6. Le recours doit dès lors être admis et la décision attaquée annulée.
a) En dérogation à l’art. 61 let. a LPGA, la procédure de recours en matière de contestations portant sur l’octroi ou le refus de prestations de l’assurance- invalidité devant le tribunal cantonal des assurances est soumise à des frais de justice. Selon la pratique récente de la Cour de céans, se référant à l’art. 69 al. 1bis LAI, cela vaut également pour l’OAI (CASSO Al 230/11 du 23 avril 2012, consid. 7). Le droit fédéral prime en effet le droit cantonal qui lui est contraire, à savoir la règle de l’art. 52 LPA-VD, selon laquelle des frais de procédure ne peuvent pas être exigés de la Confédération et de l’Etat.
En l’espèce, compte tenu de l’ampleur de la procédure, les frais de justice doivent être arrêtés à 400 francs.

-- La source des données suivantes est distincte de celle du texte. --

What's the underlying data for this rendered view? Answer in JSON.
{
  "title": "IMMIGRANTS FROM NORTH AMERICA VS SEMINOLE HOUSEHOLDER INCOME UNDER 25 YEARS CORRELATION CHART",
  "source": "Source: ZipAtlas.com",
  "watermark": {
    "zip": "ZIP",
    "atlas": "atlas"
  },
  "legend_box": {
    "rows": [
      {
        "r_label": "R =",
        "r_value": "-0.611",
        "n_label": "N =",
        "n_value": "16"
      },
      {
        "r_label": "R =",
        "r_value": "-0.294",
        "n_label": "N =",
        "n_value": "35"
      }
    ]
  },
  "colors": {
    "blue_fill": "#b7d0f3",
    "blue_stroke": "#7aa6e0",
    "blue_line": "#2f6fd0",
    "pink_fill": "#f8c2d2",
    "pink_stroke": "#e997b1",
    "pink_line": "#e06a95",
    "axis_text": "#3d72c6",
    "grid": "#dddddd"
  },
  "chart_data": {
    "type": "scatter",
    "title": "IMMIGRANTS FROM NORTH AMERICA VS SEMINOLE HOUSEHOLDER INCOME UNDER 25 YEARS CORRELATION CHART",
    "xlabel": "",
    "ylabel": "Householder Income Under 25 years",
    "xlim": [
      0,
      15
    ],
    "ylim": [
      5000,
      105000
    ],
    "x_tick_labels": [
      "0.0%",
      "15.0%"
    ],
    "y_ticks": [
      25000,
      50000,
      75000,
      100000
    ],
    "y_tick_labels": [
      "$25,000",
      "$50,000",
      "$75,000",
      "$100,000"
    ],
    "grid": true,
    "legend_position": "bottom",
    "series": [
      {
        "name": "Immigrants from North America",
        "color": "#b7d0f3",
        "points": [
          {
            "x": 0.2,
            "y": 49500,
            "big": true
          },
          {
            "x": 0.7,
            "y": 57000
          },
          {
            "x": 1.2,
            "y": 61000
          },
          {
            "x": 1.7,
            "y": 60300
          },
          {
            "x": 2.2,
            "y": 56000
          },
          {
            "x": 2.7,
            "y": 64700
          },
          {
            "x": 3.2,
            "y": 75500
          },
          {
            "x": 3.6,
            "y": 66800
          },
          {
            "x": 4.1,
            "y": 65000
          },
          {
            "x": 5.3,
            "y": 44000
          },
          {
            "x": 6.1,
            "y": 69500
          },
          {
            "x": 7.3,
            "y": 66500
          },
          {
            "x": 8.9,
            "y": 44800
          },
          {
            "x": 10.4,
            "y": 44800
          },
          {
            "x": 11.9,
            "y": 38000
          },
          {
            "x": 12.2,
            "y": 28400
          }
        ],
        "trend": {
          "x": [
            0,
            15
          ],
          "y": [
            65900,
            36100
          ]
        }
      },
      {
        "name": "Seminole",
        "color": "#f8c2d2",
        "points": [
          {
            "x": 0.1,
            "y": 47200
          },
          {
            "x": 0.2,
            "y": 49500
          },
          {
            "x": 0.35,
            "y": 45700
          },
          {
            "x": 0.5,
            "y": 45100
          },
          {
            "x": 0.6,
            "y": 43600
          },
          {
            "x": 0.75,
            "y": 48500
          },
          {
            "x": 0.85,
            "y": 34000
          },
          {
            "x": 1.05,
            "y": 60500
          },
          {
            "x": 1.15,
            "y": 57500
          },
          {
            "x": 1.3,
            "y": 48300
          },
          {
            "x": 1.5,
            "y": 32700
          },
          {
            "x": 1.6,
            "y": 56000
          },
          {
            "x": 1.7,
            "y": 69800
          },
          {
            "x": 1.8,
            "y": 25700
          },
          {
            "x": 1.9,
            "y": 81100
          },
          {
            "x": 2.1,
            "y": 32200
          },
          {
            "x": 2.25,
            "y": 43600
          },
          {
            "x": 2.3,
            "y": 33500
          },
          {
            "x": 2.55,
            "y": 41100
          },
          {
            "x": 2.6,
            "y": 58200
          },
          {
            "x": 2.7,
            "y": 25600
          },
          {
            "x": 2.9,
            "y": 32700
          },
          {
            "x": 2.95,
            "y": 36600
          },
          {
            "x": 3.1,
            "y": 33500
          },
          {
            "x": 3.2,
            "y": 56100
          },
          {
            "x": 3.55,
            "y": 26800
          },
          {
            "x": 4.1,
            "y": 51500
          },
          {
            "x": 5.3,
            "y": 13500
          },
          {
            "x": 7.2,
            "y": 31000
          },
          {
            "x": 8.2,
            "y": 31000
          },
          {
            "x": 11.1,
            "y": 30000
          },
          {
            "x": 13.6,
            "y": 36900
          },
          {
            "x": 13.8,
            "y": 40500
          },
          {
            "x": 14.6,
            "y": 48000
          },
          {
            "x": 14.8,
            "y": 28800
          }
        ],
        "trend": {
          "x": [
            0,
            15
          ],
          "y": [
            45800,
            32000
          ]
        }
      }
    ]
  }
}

b) Obtenant gain de cause, le recourant, assisté d’un mandataire professionnel pour la défense de ses intérêts, a droit à des dépens qui s’élèvent à 2’000 fr. TVA comprise, à la charge de l’OAI qui succombe (art. 61 let. g LPGA et 55 al. 1 LPA-VD). Ce montant correspondant au moins à ce qui aurait été alloué au titre de l’assistance judiciaire selon le tarif, il n’y a pas lieu de fixer, au surplus, l’indemnité d’office de Me Boillat.
Par ces motifs,
la Cour des assurances sociales
prononce :
I. Le recours déposé le 5 juillet 2012 par D.________ est admis.
II. La décision rendue le 5 juin 2012 par l’Office de l’assurance-invalidité pour le canton de Vaud est annulée.
III. Les frais judiciaires, arrêtés à 400 fr. (quatre cents francs), sont mis à la charge de l’Office de l’assurance-invalidité pour le canton de Vaud.
IV. L’Office de l’assurance-invalidité pour le canton de Vaud versera au recourant la somme de 2’000 fr. (deux mille francs) à titre de dépens.
Le président : Le greffier :
Du
L'arrêt qui précède, dont la rédaction a été approuvée à huis clos, est notifié à :
‑ Me Pierre Boillat (pour D.________),
‑ Office de l'assurance-invalidité pour le canton de Vaud,
- Office Fédéral des Assurances Sociales (OFAS),
par l'envoi de photocopies.
Le présent arrêt peut faire l'objet d'un recours en matière de droit public devant le Tribunal fédéral au sens des art. 82 ss LTF (loi du 17 juin 2005 sur le Tribunal fédéral, RS 173.110), cas échéant d'un recours constitutionnel subsidiaire au sens des art. 113 ss LTF. Ces recours doivent être déposés devant le Tribunal fédéral (Schweizerhofquai 6, 6004 Lucerne) dans les trente jours qui suivent la présente notification (art. 100 al. 1 LTF).